The cost of inactionSaturday, May 11, 2013
IF the Caribbean does nothing to mitigate the effects of climate change, the region could lose US$10.7 billion per year by 2025 in the categories of hurricane damage, loss of tourism revenue, and infrastructure damage. That's five per cent of current regional GDP.
By 2050, the figure could shoot to US$22 billion, and top US$40 billion by 2100 — 10 and 22 per cent of GDP, respectively.
"The net effect of costs on this scale is equivalent to causing a perpetual economic recession in each of the CARICOM Member States," said coordinator of the Build Better Jamaica project Heather Pinnock.
She was quoting from a 2012 report by the Caribbean Community Climate Change Centre (5Cs) at the recent
Architects Week workshop hosted by the Caribbean Architecture Student Association of the University of Technology and the Jamaica Institute of Architects.
Pinnock added that Jamaica is listed in a World Bank report as having the second-highest economic risk exposure to two or more climate change-related hazards, and that according to an IDB/ECLAC report, climate change-related disasters cost Jamaica US$14B per year between 1998 and 2008.
She pointed to the effects of climate change already being experienced in the region, which she said were cause for concern. Among them, she said, were increased coastal flooding and erosion, land loss and sea water intrusion, storm surges, inland flooding, coral bleaching and increased emergence of vector-borne diseases.
The 5C's document — prepared in response to a request from the CARICOM Heads of Government to produce an Implementation Plan to guide the delivery of the 'Regional Framework to Achieving Development Resilient to Climate Change — put the annual expected losses from some of these events, particularly wind, storm surges and inland flooding, at between one per cent and six per cent of national GDP.

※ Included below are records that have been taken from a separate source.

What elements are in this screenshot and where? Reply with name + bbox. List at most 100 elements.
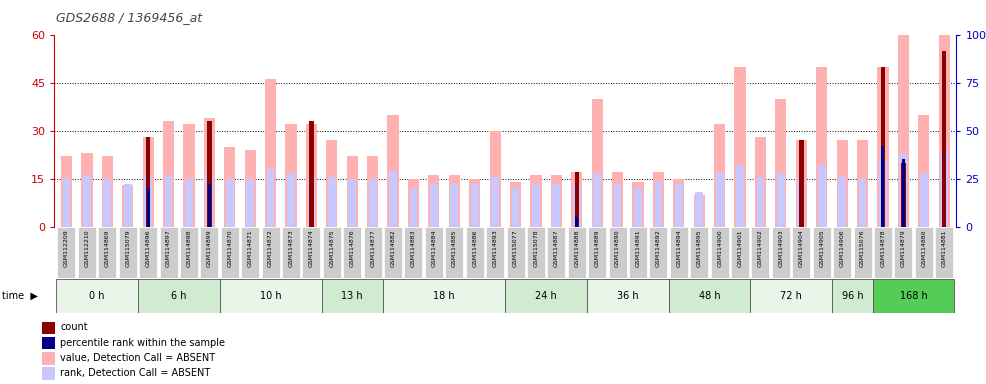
Bar bbox=[428, 175, 440, 227]
Bar bbox=[56, 279, 138, 313]
Bar bbox=[653, 172, 664, 227]
Bar bbox=[918, 114, 930, 227]
Text: GSM114888: GSM114888 bbox=[574, 229, 579, 266]
Bar bbox=[409, 188, 417, 227]
Bar bbox=[568, 227, 586, 278]
Bar bbox=[180, 227, 198, 278]
Text: 18 h: 18 h bbox=[433, 291, 455, 301]
Text: GSM114882: GSM114882 bbox=[390, 229, 395, 267]
Bar bbox=[310, 121, 314, 227]
Bar bbox=[267, 169, 274, 227]
Bar bbox=[881, 146, 884, 227]
Text: GDS2688 / 1369456_at: GDS2688 / 1369456_at bbox=[56, 12, 202, 25]
Bar bbox=[751, 227, 769, 278]
Bar bbox=[57, 227, 76, 278]
Bar bbox=[61, 156, 72, 227]
Text: 36 h: 36 h bbox=[617, 291, 639, 301]
Bar bbox=[857, 140, 868, 227]
Text: GSM114897: GSM114897 bbox=[166, 229, 171, 267]
Text: GSM114877: GSM114877 bbox=[370, 229, 375, 267]
Bar bbox=[655, 182, 663, 227]
Bar bbox=[183, 124, 194, 227]
Text: GSM112210: GSM112210 bbox=[85, 229, 90, 267]
Bar bbox=[714, 124, 726, 227]
Text: count: count bbox=[60, 322, 88, 332]
Text: GSM114871: GSM114871 bbox=[247, 229, 252, 267]
Text: GSM115076: GSM115076 bbox=[860, 229, 865, 266]
Bar bbox=[322, 227, 341, 278]
Bar bbox=[899, 154, 907, 227]
Bar bbox=[99, 227, 116, 278]
Bar bbox=[160, 227, 177, 278]
Bar bbox=[221, 227, 239, 278]
Text: GSM114906: GSM114906 bbox=[840, 229, 845, 267]
Bar bbox=[81, 153, 93, 227]
Text: 72 h: 72 h bbox=[780, 291, 802, 301]
Text: GSM114903: GSM114903 bbox=[778, 229, 784, 267]
Bar bbox=[205, 173, 213, 227]
Bar bbox=[104, 179, 111, 227]
Bar bbox=[102, 156, 113, 227]
Text: GSM114870: GSM114870 bbox=[227, 229, 233, 267]
Bar bbox=[408, 179, 419, 227]
Bar bbox=[816, 66, 827, 227]
Bar bbox=[571, 172, 583, 227]
Bar bbox=[42, 322, 55, 334]
Text: 0 h: 0 h bbox=[90, 291, 105, 301]
Bar bbox=[471, 184, 478, 227]
Text: GSM112209: GSM112209 bbox=[64, 229, 69, 267]
Bar bbox=[838, 177, 846, 227]
Text: GSM114887: GSM114887 bbox=[554, 229, 559, 267]
Bar bbox=[836, 140, 848, 227]
Bar bbox=[552, 184, 560, 227]
Bar bbox=[731, 227, 749, 278]
Bar bbox=[430, 184, 438, 227]
Bar bbox=[799, 140, 804, 227]
Text: GSM115079: GSM115079 bbox=[125, 229, 130, 267]
Bar bbox=[62, 179, 70, 227]
Bar bbox=[629, 227, 647, 278]
Bar bbox=[716, 173, 724, 227]
Text: 48 h: 48 h bbox=[699, 291, 720, 301]
Bar bbox=[575, 172, 579, 227]
Bar bbox=[507, 227, 525, 278]
Text: GSM114878: GSM114878 bbox=[880, 229, 885, 267]
Bar bbox=[920, 173, 928, 227]
Text: time  ▶: time ▶ bbox=[2, 291, 37, 301]
Bar bbox=[144, 175, 152, 227]
Bar bbox=[756, 177, 764, 227]
Bar bbox=[446, 227, 463, 278]
Bar bbox=[589, 227, 606, 278]
Bar bbox=[812, 227, 830, 278]
Bar bbox=[139, 227, 157, 278]
Text: GSM114896: GSM114896 bbox=[146, 229, 151, 267]
Bar bbox=[282, 227, 300, 278]
Bar bbox=[208, 184, 211, 227]
Bar bbox=[594, 173, 601, 227]
Bar bbox=[261, 227, 280, 278]
Bar bbox=[690, 227, 708, 278]
Bar bbox=[832, 279, 873, 313]
Bar bbox=[941, 150, 949, 227]
Text: GSM114875: GSM114875 bbox=[329, 229, 334, 267]
Bar bbox=[265, 79, 276, 227]
Bar bbox=[897, 35, 909, 227]
Text: GSM114905: GSM114905 bbox=[819, 229, 824, 267]
Bar bbox=[242, 227, 259, 278]
Bar bbox=[245, 150, 255, 227]
Bar bbox=[737, 165, 743, 227]
Bar bbox=[673, 179, 684, 227]
Text: GSM114876: GSM114876 bbox=[350, 229, 355, 267]
Text: 6 h: 6 h bbox=[171, 291, 186, 301]
Text: 10 h: 10 h bbox=[259, 291, 281, 301]
Bar bbox=[303, 227, 320, 278]
Bar bbox=[935, 227, 953, 278]
Bar bbox=[226, 179, 234, 227]
Bar bbox=[650, 227, 668, 278]
Bar bbox=[532, 184, 539, 227]
Text: GSM114891: GSM114891 bbox=[636, 229, 641, 267]
Bar bbox=[404, 227, 422, 278]
Text: GSM114892: GSM114892 bbox=[656, 229, 661, 267]
Bar bbox=[530, 175, 541, 227]
Bar bbox=[817, 165, 825, 227]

Noting that while the region produces less than one per cent of the global greenhouse gas emissions — the primary culprit in climate change -- Pinnock said it is one of the most vulnerable to the resulting effects of climate change. As such, she argued that new ideas are critical to developing a climate change-resilient region.
Making that case, she pointed to the following description from the Climate Studies Group at the University of the West Indies: Vulnerability + Innovation = Resilience.
She pointed to the Barbados Boardwalk, a breakwater 6-12ft deep on the island's south coast, designed to connect beaches, prevent erosion and protect the coast from winds in excess of 170 km per hour, as a commendable example of a resilience initiative that benefits not just the tourism industry, but the country as a whole.
Build Better Jamaica, Pinnock said, with its focus on the built environment in Jamaica and the Caribbean, aims to improve the assessment of climate change related risks as it relates to infrastructure, to increase knowledge about climate resilient and resource efficient construction concepts, designs and materials in the building sector, and to increase public awareness about resilience to climate change in general.
The project encompasses technical assessment, legal and economic reviews, including a review of building codes; GIS mapping, including climate change vulnerability mapping, and public awareness building. It is expected that it will lead to the design, construction and location of buildings more resilient to disasters and which do not compromise the natural environment.
Build Better Jamaica is a project of the Developing Design Concepts for Climate Change Resilient Buildings being led by professors Anthony Clayton and Tara Dasgupta through the Institute of Sustainable Development at the University of the West Indies (UWI). The project is funded by the Inter-American Development Bank with counterpart support from UWI.